We went to group pet grief counseling…that is a separate post in itself. Let’s just say, I felt way more “normal” after it.

It is really hard losing a pet because they are not just a pet. They are a friend, a family member, a “person” that you see and love every day. We are adjusting to life without Bo. His memories and his stories still make us laugh. His memories and his stories still make us cry. I will never, ever forget Bo. I will always love him. I am ready to lock his memory in my heart and move forward. I needed to write this to be able to do that.

 

 

9 thoughts on “Where we are…”

  1. Oh sweet Bo. I love that he sent you a sign that he is okay. He will always be there in your heart and his memory will never die.

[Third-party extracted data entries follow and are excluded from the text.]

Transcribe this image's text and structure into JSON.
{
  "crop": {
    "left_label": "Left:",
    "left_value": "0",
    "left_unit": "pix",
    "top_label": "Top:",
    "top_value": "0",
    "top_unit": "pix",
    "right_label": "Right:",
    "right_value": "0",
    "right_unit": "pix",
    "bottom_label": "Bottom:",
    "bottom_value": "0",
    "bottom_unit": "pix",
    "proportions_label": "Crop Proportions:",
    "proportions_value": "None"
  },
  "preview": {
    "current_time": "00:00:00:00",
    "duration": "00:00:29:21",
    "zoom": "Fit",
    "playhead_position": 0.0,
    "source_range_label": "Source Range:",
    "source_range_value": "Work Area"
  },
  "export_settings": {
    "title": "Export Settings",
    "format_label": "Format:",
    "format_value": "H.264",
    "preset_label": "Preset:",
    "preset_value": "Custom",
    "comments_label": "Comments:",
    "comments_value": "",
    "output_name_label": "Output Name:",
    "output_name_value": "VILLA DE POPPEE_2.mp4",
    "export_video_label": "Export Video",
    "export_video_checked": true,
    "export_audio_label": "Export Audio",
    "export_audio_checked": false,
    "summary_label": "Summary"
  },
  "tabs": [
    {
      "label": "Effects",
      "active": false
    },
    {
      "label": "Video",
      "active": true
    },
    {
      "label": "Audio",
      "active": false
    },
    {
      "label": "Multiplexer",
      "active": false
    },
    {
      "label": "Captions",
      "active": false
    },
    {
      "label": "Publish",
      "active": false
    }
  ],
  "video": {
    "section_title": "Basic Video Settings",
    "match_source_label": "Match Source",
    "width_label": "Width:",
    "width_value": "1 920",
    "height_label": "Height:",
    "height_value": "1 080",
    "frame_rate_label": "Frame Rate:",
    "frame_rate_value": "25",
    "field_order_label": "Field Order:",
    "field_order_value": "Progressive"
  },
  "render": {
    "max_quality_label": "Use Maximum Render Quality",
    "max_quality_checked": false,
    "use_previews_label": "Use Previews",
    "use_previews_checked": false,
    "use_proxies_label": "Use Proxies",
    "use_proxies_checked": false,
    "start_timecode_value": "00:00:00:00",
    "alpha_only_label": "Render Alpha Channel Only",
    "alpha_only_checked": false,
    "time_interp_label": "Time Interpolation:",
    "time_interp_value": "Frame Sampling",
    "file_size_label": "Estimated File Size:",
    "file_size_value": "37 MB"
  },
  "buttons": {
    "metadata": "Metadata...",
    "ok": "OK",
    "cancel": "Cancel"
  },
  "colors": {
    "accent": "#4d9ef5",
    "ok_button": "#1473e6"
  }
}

    When you ended his pain, your pain was just beginning, but he would want his family to be happy. You have a very special angel!

    Hugs from me and kisses from Abby,
    Jackie & Abby

  2. I can’t stop the tears….. This was so much like my Nakita, and thank dog, I had Rio to get me through that loss….. The final chapter, although truly bittersweet, is the one that really brings you together. You end up giving so much of your soul to another — the ultimate bonding experience. You’ll never love another dog the same way you loved Bo, but you will love another dog as deeply. I promise!

    Micki

  3. you guys set the bar high, showing us how to be brave like our pups, how to help them transition with dignity, how to celebrate the love they give freely. love never ends. thanks for being part of our family.

    charon & gayle

  4. That was beautifully written. I am glad that you were able to write this because I know that it really helps you. It also helps others to hear the details of your story. Thank You.

    Angel

  5. I think Charon said it very well. You set the bar high indeed, but it’s certainly an attainable goal and you’ve shown us how to reach it.

    Bo was an amazing companion and friend who helped you make the decisions that needed to be made. He guided you and you were wise enough to let him lead and keep to the path. Bo would be proud of you both.

  6. Oh Meghan,
    I’m proud of you for writing this. I cried the whole way through reading it. There will never be another Bo, & you guys loved him well and to the end. Charon said it best 🙂 Love never ends. Our 2 boys are having a good time up there waiting for us.

    Jenna & Spirit Chili Dawg

  7. Thanks, everyone. I’m lucky to be a part of the tripawds family. I know that when I need to get something off my chest I can come here for support. I know Bo is playing his tail off with the other Tripawd heroes!